Cosa pensa di aver insegnato ai giovani della Columbia o delle tante università dove viene invitato?
«La mia storia mi ha portato a essere molto conosciuto nel mondo, ricevo inviti per essere in convegni molto importanti, in qualità di speaker. Sono stato invitato a convegni organizzati da Forbes, dalle borse mondiali, da Merrill Lynch… Rappresento una storia interessante nell’economia. Domani (ndr venerdì 16 aprile) sono a Parigi dove incontrerò Shimon Peres e Sarkozy in una visita privata. Io sono fiero di essere italiano. Quando rientro in Italia, sono in disappunto. Mi dispiace vedere questo paese in confusione. L’Italia è un paese con brave persone ma non si sa come mai abbiamo un sistema burocratico e politico che mette la gente nel caos. Il problema dell’Italia non sono gli italiani, il problema è che abbiamo una politica vecchia, tanta burocrazia, politici che hanno ottant’anni. Io spero che questo ciclo venga interrotto, e che in Italia ci sia una struttura democratica uguale a quella dei paesi moderni. Questo deve essere promosso dai giovani ed è per questo che dico che bisogna investire sulle nuove generazioni».

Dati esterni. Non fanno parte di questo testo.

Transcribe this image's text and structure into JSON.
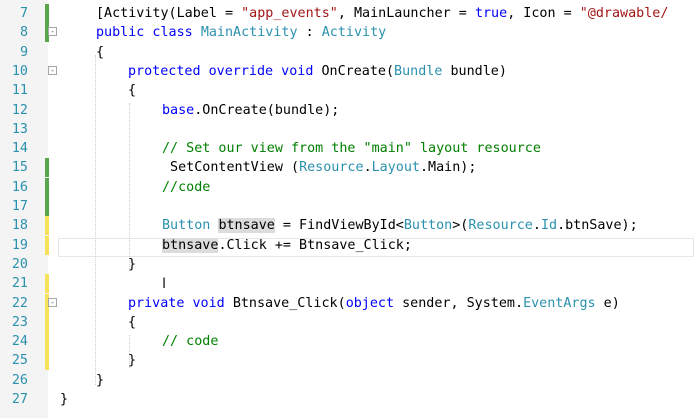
{
  "editor": {
    "lines": [
      {
        "num": "7",
        "change": "saved",
        "fold": "",
        "tokens": [
          {
            "t": "plain",
            "v": "[Activity(Label = "
          },
          {
            "t": "str",
            "v": "\"app_events\""
          },
          {
            "t": "plain",
            "v": ", MainLauncher = "
          },
          {
            "t": "kw",
            "v": "true"
          },
          {
            "t": "plain",
            "v": ", Icon = "
          },
          {
            "t": "str",
            "v": "\"@drawable/"
          }
        ]
      },
      {
        "num": "8",
        "change": "saved",
        "fold": "-",
        "tokens": [
          {
            "t": "kw",
            "v": "public class "
          },
          {
            "t": "ty",
            "v": "MainActivity"
          },
          {
            "t": "plain",
            "v": " : "
          },
          {
            "t": "ty",
            "v": "Activity"
          }
        ]
      },
      {
        "num": "9",
        "change": "",
        "fold": "",
        "tokens": [
          {
            "t": "plain",
            "v": "{"
          }
        ]
      },
      {
        "num": "10",
        "change": "",
        "fold": "-",
        "tokens": [
          {
            "t": "kw",
            "v": "protected override void "
          },
          {
            "t": "plain",
            "v": "OnCreate("
          },
          {
            "t": "ty",
            "v": "Bundle"
          },
          {
            "t": "plain",
            "v": " bundle)"
          }
        ]
      },
      {
        "num": "11",
        "change": "",
        "fold": "",
        "tokens": [
          {
            "t": "plain",
            "v": "{"
          }
        ]
      },
      {
        "num": "12",
        "change": "",
        "fold": "",
        "tokens": [
          {
            "t": "kw",
            "v": "base"
          },
          {
            "t": "plain",
            "v": ".OnCreate(bundle);"
          }
        ]
      },
      {
        "num": "13",
        "change": "",
        "fold": "",
        "tokens": []
      },
      {
        "num": "14",
        "change": "",
        "fold": "",
        "tokens": [
          {
            "t": "cm",
            "v": "// Set our view from the \"main\" layout resource"
          }
        ]
      },
      {
        "num": "15",
        "change": "saved",
        "fold": "",
        "tokens": [
          {
            "t": "plain",
            "v": " SetContentView ("
          },
          {
            "t": "ty",
            "v": "Resource"
          },
          {
            "t": "plain",
            "v": "."
          },
          {
            "t": "ty",
            "v": "Layout"
          },
          {
            "t": "plain",
            "v": ".Main);"
          }
        ]
      },
      {
        "num": "16",
        "change": "saved",
        "fold": "",
        "tokens": [
          {
            "t": "cm",
            "v": "//code"
          }
        ]
      },
      {
        "num": "17",
        "change": "saved",
        "fold": "",
        "tokens": []
      },
      {
        "num": "18",
        "change": "unsaved",
        "fold": "",
        "tokens": [
          {
            "t": "ty",
            "v": "Button"
          },
          {
            "t": "plain",
            "v": " "
          },
          {
            "t": "hl",
            "v": "btnsave"
          },
          {
            "t": "plain",
            "v": " = FindViewById<"
          },
          {
            "t": "ty",
            "v": "Button"
          },
          {
            "t": "plain",
            "v": ">("
          },
          {
            "t": "ty",
            "v": "Resource"
          },
          {
            "t": "plain",
            "v": "."
          },
          {
            "t": "ty",
            "v": "Id"
          },
          {
            "t": "plain",
            "v": ".btnSave);"
          }
        ]
      },
      {
        "num": "19",
        "change": "unsaved",
        "fold": "",
        "tokens": [
          {
            "t": "hl",
            "v": "btnsave"
          },
          {
            "t": "plain",
            "v": ".Click += Btnsave_Click;"
          }
        ]
      },
      {
        "num": "20",
        "change": "",
        "fold": "",
        "tokens": [
          {
            "t": "plain",
            "v": "}"
          }
        ]
      },
      {
        "num": "21",
        "change": "unsaved",
        "fold": "",
        "tokens": []
      },
      {
        "num": "22",
        "change": "unsaved",
        "fold": "-",
        "tokens": [
          {
            "t": "kw",
            "v": "private void "
          },
          {
            "t": "plain",
            "v": "Btnsave_Click("
          },
          {
            "t": "kw",
            "v": "object"
          },
          {
            "t": "plain",
            "v": " sender, System."
          },
          {
            "t": "ty",
            "v": "EventArgs"
          },
          {
            "t": "plain",
            "v": " e)"
          }
        ]
      },
      {
        "num": "23",
        "change": "unsaved",
        "fold": "",
        "tokens": [
          {
            "t": "plain",
            "v": "{"
          }
        ]
      },
      {
        "num": "24",
        "change": "unsaved",
        "fold": "",
        "tokens": [
          {
            "t": "cm",
            "v": "// code"
          }
        ]
      },
      {
        "num": "25",
        "change": "unsaved",
        "fold": "",
        "tokens": [
          {
            "t": "plain",
            "v": "}"
          }
        ]
      },
      {
        "num": "26",
        "change": "",
        "fold": "",
        "tokens": [
          {
            "t": "plain",
            "v": "}"
          }
        ]
      },
      {
        "num": "27",
        "change": "",
        "fold": "",
        "tokens": [
          {
            "t": "plain",
            "v": "}"
          }
        ]
      }
    ]
  },
  "colors": {
    "keyword": "#0000ff",
    "type": "#2b91af",
    "string": "#a31515",
    "comment": "#008000",
    "line_number": "#2b91af",
    "change_saved": "#57a64a",
    "change_unsaved": "#f6e15a"
  }
}
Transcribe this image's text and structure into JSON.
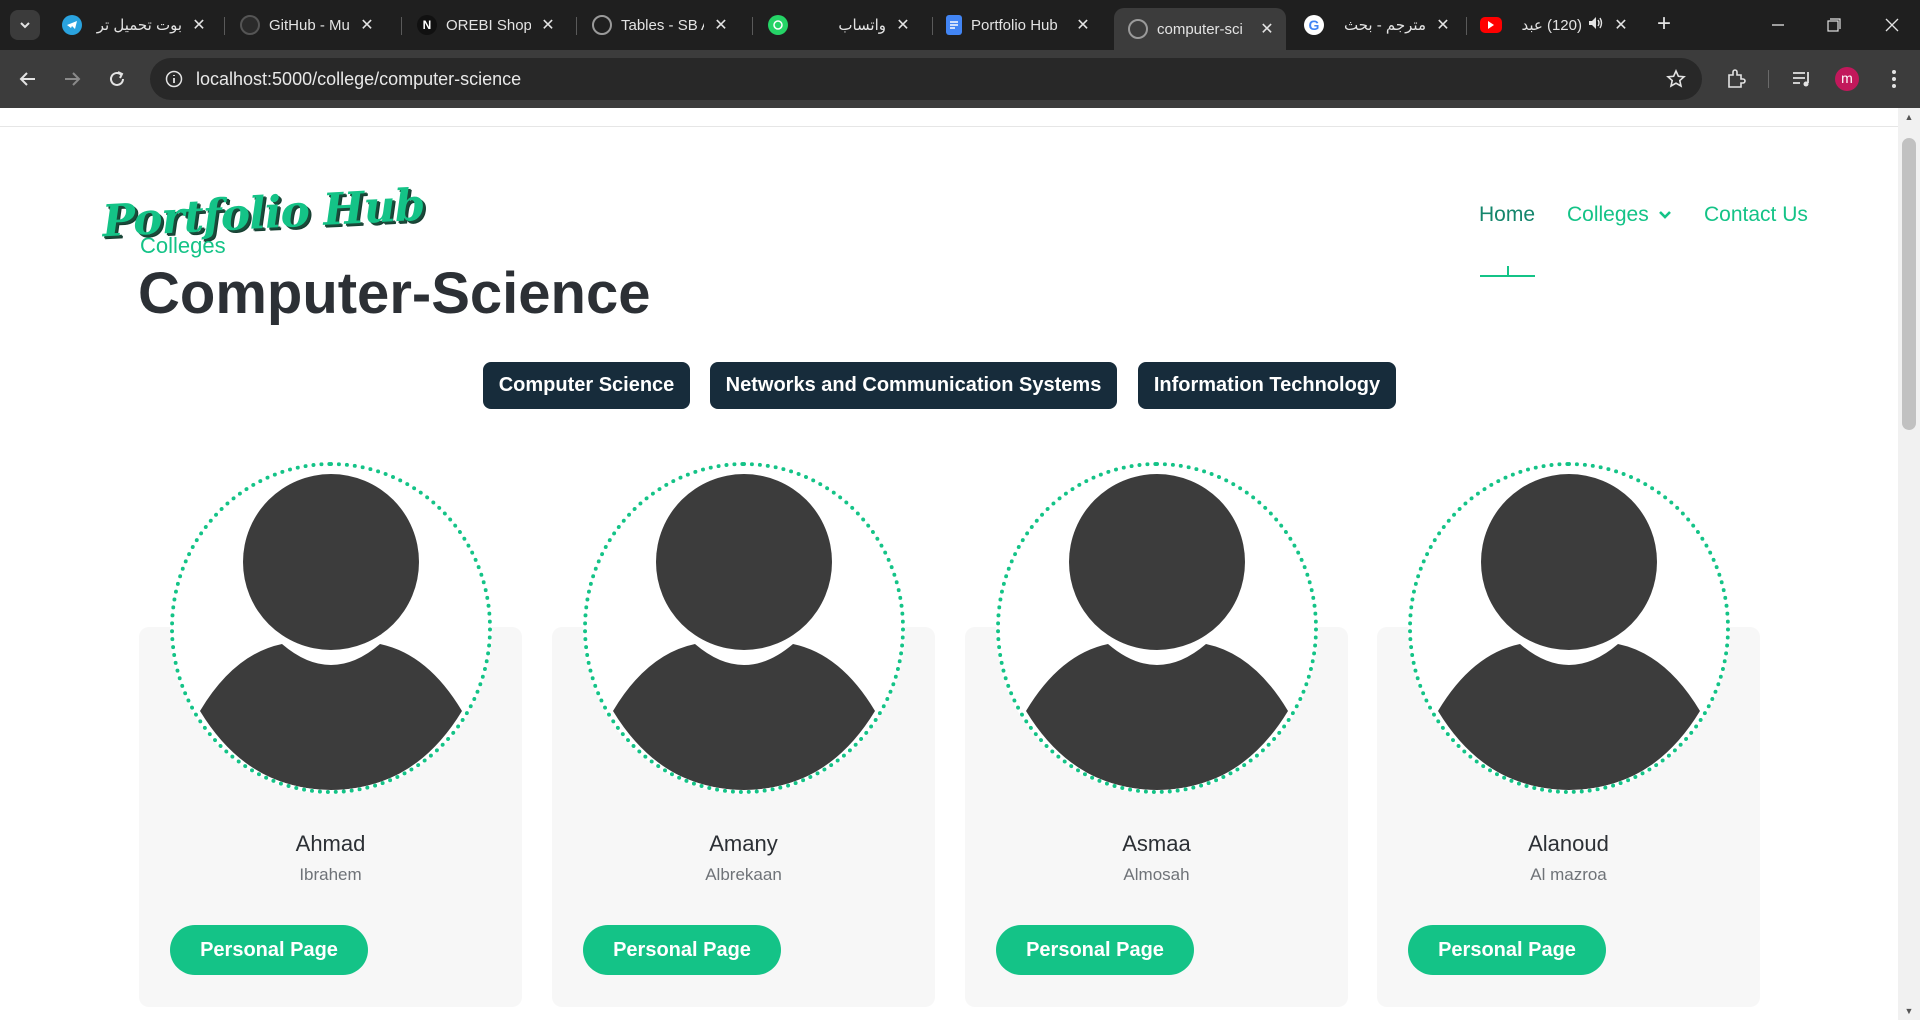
{
  "browser": {
    "tabs": [
      {
        "title": "بوت تحميل تر",
        "icon": "telegram-icon",
        "rtl": true
      },
      {
        "title": "GitHub - Mul",
        "icon": "github-icon",
        "rtl": false
      },
      {
        "title": "OREBI Shopp",
        "icon": "notion-icon",
        "rtl": false
      },
      {
        "title": "Tables - SB A",
        "icon": "globe-icon",
        "rtl": false
      },
      {
        "title": "واتساب",
        "icon": "whatsapp-icon",
        "rtl": true
      },
      {
        "title": "Portfolio Hub",
        "icon": "docs-icon",
        "rtl": false
      },
      {
        "title": "computer-sci",
        "icon": "globe-icon",
        "rtl": false,
        "active": true
      },
      {
        "title": "مترجم - بحث",
        "icon": "google-icon",
        "rtl": true
      },
      {
        "title": "(120) عبد",
        "icon": "youtube-icon",
        "rtl": true,
        "audio": true
      }
    ],
    "url": "localhost:5000/college/computer-science",
    "profile_initial": "m",
    "colors": {
      "accent": "#14c387",
      "chrome_dark": "#1f1f1f",
      "toolbar": "#3c3c3c"
    }
  },
  "site": {
    "logo": "Portfolio Hub",
    "nav": {
      "home": "Home",
      "colleges": "Colleges",
      "contact": "Contact Us"
    }
  },
  "page": {
    "eyebrow": "Colleges",
    "title": "Computer-Science",
    "departments": [
      "Computer Science",
      "Networks and Communication Systems",
      "Information Technology"
    ]
  },
  "students": [
    {
      "first": "Ahmad",
      "last": "Ibrahem",
      "button": "Personal Page"
    },
    {
      "first": "Amany",
      "last": "Albrekaan",
      "button": "Personal Page"
    },
    {
      "first": "Asmaa",
      "last": "Almosah",
      "button": "Personal Page"
    },
    {
      "first": "Alanoud",
      "last": "Al mazroa",
      "button": "Personal Page"
    }
  ]
}
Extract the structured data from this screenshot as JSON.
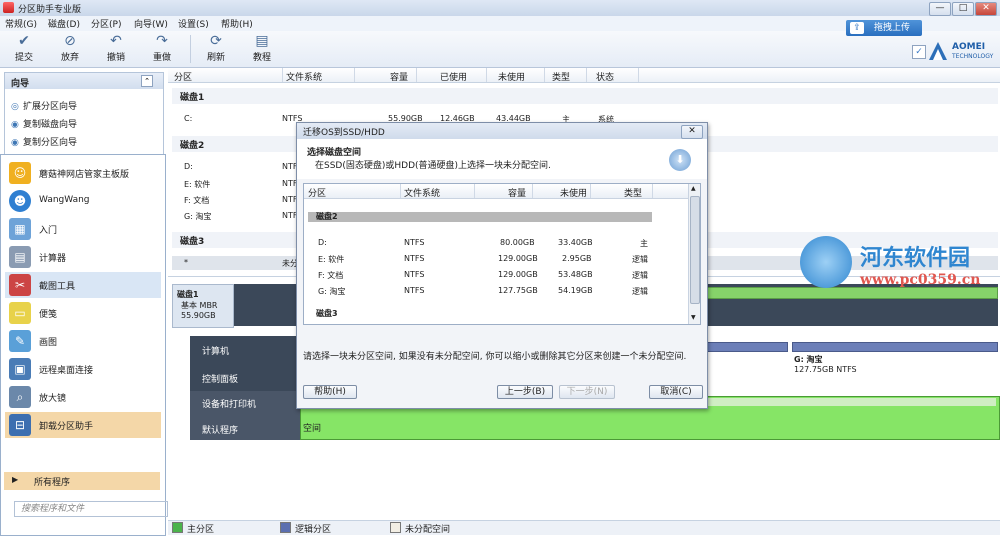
{
  "window": {
    "title": "分区助手专业版",
    "min_label": "—",
    "max_label": "□",
    "close_label": "✕"
  },
  "menu": [
    "常规(G)",
    "磁盘(D)",
    "分区(P)",
    "向导(W)",
    "设置(S)",
    "帮助(H)"
  ],
  "toolbar": {
    "buttons": [
      {
        "label": "提交",
        "icon": "check-icon"
      },
      {
        "label": "放弃",
        "icon": "discard-icon"
      },
      {
        "label": "撤销",
        "icon": "undo-icon"
      },
      {
        "label": "重做",
        "icon": "redo-icon"
      },
      {
        "label": "刷新",
        "icon": "refresh-icon"
      },
      {
        "label": "教程",
        "icon": "tutorial-icon"
      }
    ],
    "upload_label": "拖拽上传",
    "brand": "AOMEI",
    "brand_sub": "TECHNOLOGY"
  },
  "wizard_panel": {
    "title": "向导",
    "items": [
      "扩展分区向导",
      "复制磁盘向导",
      "复制分区向导"
    ]
  },
  "start_menu": {
    "items": [
      "蘑菇神网店管家主板版",
      "WangWang",
      "入门",
      "计算器",
      "截图工具",
      "便笺",
      "画图",
      "远程桌面连接",
      "放大镜",
      "卸载分区助手"
    ],
    "all_programs": "所有程序",
    "search_placeholder": "搜索程序和文件",
    "right_items": [
      "计算机",
      "控制面板",
      "设备和打印机",
      "默认程序"
    ]
  },
  "table": {
    "headers": [
      "分区",
      "文件系统",
      "容量",
      "已使用",
      "未使用",
      "类型",
      "状态"
    ],
    "groups": [
      "磁盘1",
      "磁盘2",
      "磁盘3"
    ],
    "disk1_rows": [
      [
        "C:",
        "NTFS",
        "55.90GB",
        "12.46GB",
        "43.44GB",
        "主",
        "系统"
      ]
    ],
    "disk2_rows": [
      [
        "D:",
        "NTF"
      ],
      [
        "E: 软件",
        "NTF"
      ],
      [
        "F: 文档",
        "NTF"
      ],
      [
        "G: 淘宝",
        "NTF"
      ]
    ],
    "unalloc_row": [
      "*",
      "未分"
    ]
  },
  "diskmap": {
    "disk1_name": "磁盘1",
    "disk1_type": "基本 MBR",
    "disk1_size": "55.90GB",
    "g_label": "G: 淘宝",
    "g_info": "127.75GB NTFS",
    "unalloc_label": "空间"
  },
  "legend": [
    "主分区",
    "逻辑分区",
    "未分配空间"
  ],
  "legend_colors": [
    "#4bb34b",
    "#5b6fb0",
    "#f2eee4"
  ],
  "dialog": {
    "title": "迁移OS到SSD/HDD",
    "close_label": "✕",
    "heading": "选择磁盘空间",
    "subheading": "在SSD(固态硬盘)或HDD(普通硬盘)上选择一块未分配空间.",
    "headers": [
      "分区",
      "文件系统",
      "容量",
      "未使用",
      "类型"
    ],
    "group": "磁盘2",
    "rows": [
      [
        "D:",
        "NTFS",
        "80.00GB",
        "33.40GB",
        "主"
      ],
      [
        "E: 软件",
        "NTFS",
        "129.00GB",
        "2.95GB",
        "逻辑"
      ],
      [
        "F: 文档",
        "NTFS",
        "129.00GB",
        "53.48GB",
        "逻辑"
      ],
      [
        "G: 淘宝",
        "NTFS",
        "127.75GB",
        "54.19GB",
        "逻辑"
      ]
    ],
    "next_group": "磁盘3",
    "note": "请选择一块未分区空间, 如果没有未分配空间, 你可以缩小或删除其它分区来创建一个未分配空间.",
    "buttons": {
      "help": "帮助(H)",
      "prev": "上一步(B)",
      "next": "下一步(N)",
      "cancel": "取消(C)"
    }
  },
  "watermark": {
    "name": "河东软件园",
    "url": "www.pc0359.cn"
  }
}
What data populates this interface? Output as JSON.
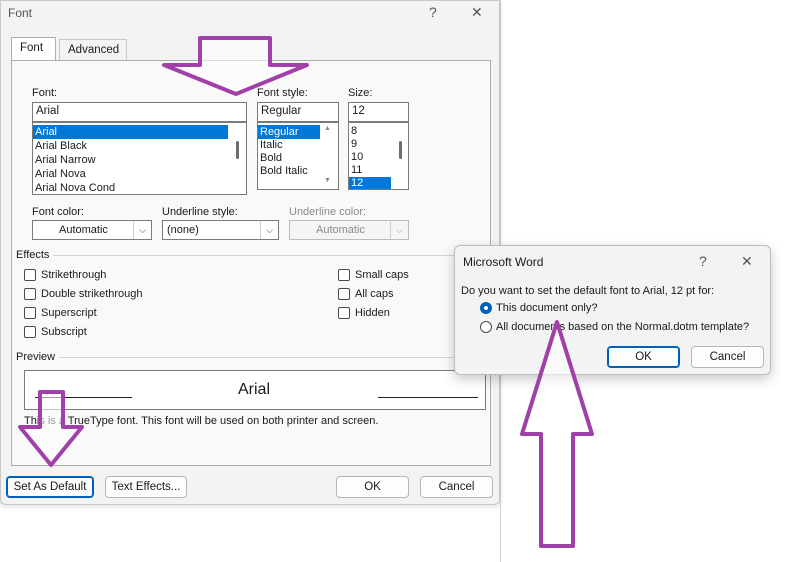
{
  "font_dialog": {
    "title": "Font",
    "help_glyph": "?",
    "close_glyph": "✕",
    "tabs": [
      {
        "label": "Font",
        "active": true
      },
      {
        "label": "Advanced",
        "active": false
      }
    ],
    "font": {
      "label": "Font:",
      "value": "Arial",
      "items": [
        "Arial",
        "Arial Black",
        "Arial Narrow",
        "Arial Nova",
        "Arial Nova Cond"
      ],
      "selected": "Arial"
    },
    "font_style": {
      "label": "Font style:",
      "value": "Regular",
      "items": [
        "Regular",
        "Italic",
        "Bold",
        "Bold Italic"
      ],
      "selected": "Regular"
    },
    "size": {
      "label": "Size:",
      "value": "12",
      "items": [
        "8",
        "9",
        "10",
        "11",
        "12"
      ],
      "selected": "12"
    },
    "font_color": {
      "label": "Font color:",
      "value": "Automatic"
    },
    "underline_style": {
      "label": "Underline style:",
      "value": "(none)"
    },
    "underline_color": {
      "label": "Underline color:",
      "value": "Automatic"
    },
    "effects": {
      "label": "Effects",
      "left": [
        "Strikethrough",
        "Double strikethrough",
        "Superscript",
        "Subscript"
      ],
      "right": [
        "Small caps",
        "All caps",
        "Hidden"
      ]
    },
    "preview": {
      "label": "Preview",
      "sample": "Arial",
      "note": "This is a TrueType font. This font will be used on both printer and screen."
    },
    "buttons": {
      "set_default": "Set As Default",
      "text_effects": "Text Effects...",
      "ok": "OK",
      "cancel": "Cancel"
    }
  },
  "message_dialog": {
    "title": "Microsoft Word",
    "help_glyph": "?",
    "close_glyph": "✕",
    "question": "Do you want to set the default font to Arial, 12 pt for:",
    "options": [
      {
        "label": "This document only?",
        "selected": true
      },
      {
        "label": "All documents based on the Normal.dotm template?",
        "selected": false
      }
    ],
    "buttons": {
      "ok": "OK",
      "cancel": "Cancel"
    }
  },
  "colors": {
    "accent": "#0078d7",
    "arrow_stroke": "#a040a8",
    "arrow_fill": "#ffffff"
  },
  "icons": {
    "combo_arrow": "chevron-down-icon",
    "annotation_arrows": [
      "arrow-down-icon",
      "arrow-up-icon"
    ]
  }
}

Lei ha fatto un esempio interessante alla Columbia: a Napoli c’è il miglior caffè ma poi sono gli americani a venderlo in giro negli Starbucks.
«Ho fatto quest’esempio per parlare dell’importanza del brevetto. Il mondo si divide in due aree: paesi ricchi e quelli in via di sviluppo. Nei paesi ricchi la sfida sarà quella del marketing e dell’investimento nella ricerca. Occorre fare prodotti nuovi. I paesi in via di sviluppo sono quelli che fabbricano. È una realtà alla quale neanche l’Italia si può sottrarre. Il made in Italy non è il prodotto in sé ma è il genio che l’ha fatto. Io non ho approfondito (ndr alla Columbia University) perché non ero là per criticare, io amo il mio paese. Ho vinto tanti premi nella mia carriera. Ogni premio è importante perché vuol dire che qualcuno apprezza il tuo lavoro, è un onore per me, per chi lavora a Geox, è un onore anche per l’Italia».
Lei però non ha scelto un sistema di gestione aziendale familiare come scelgono tante aziende italiane:
«Oggi tutto è cambiato. È cambiato anche il modello del business, una volta c’erano diverse teorie: c’era l’economia pianificata e quella libera, oggi c’è una sola economia. I ragazzi in giro per il mondo amano lo stesso cibo, gli stessi jeans, la stessa musica… Anche nel business c’è una sola maniera, ad esempio in Italia c’è la spintarella, questo modello nel business non esiste più».
Davvero?
«Nel futuro non oggi. Le società che hanno fortuna e grande successo sono quelle che presentano bilanci e business trasparenti. C’è la maniera di guadagnare lavorando in modo chiaro».
Una volta che esci dalla cerchia, il gioco non regge più?
«Noi dobbiamo ragionare come fanno gli americani, gli inglesi, i tedeschi: nella stessa maniera, anche se siamo italiani. Poi nella moda e nella cucina siamo più delicati ma nel business abbiamo tutti le stesse regole. Una volta i popoli si sfidavano nella cultura, nei giochi olimpici, oggi i popoli si sfidano nell’economia. L’America detta le regole perché ha l’economia più forte. Il nostro paese deve consolidare la propria economia.
Chi sono i concorrenti di Geox?
«Tutti e nessuno perché i concorrenti sono le aziende che producono un prodotto analogo a prezzo più alto o più basso, ma se il cliente è convinto che le nostre suole siano differenti, non abbiamo concorrenti ma un prodotto unico. Siamo unici nel mondo perché le nostre tecnologie sono brevetti».
E il futuro?
«Crescere molto e divenire un marchio importante anche in America. E soprattutto consolidare il nostro marchio di abbigliamento».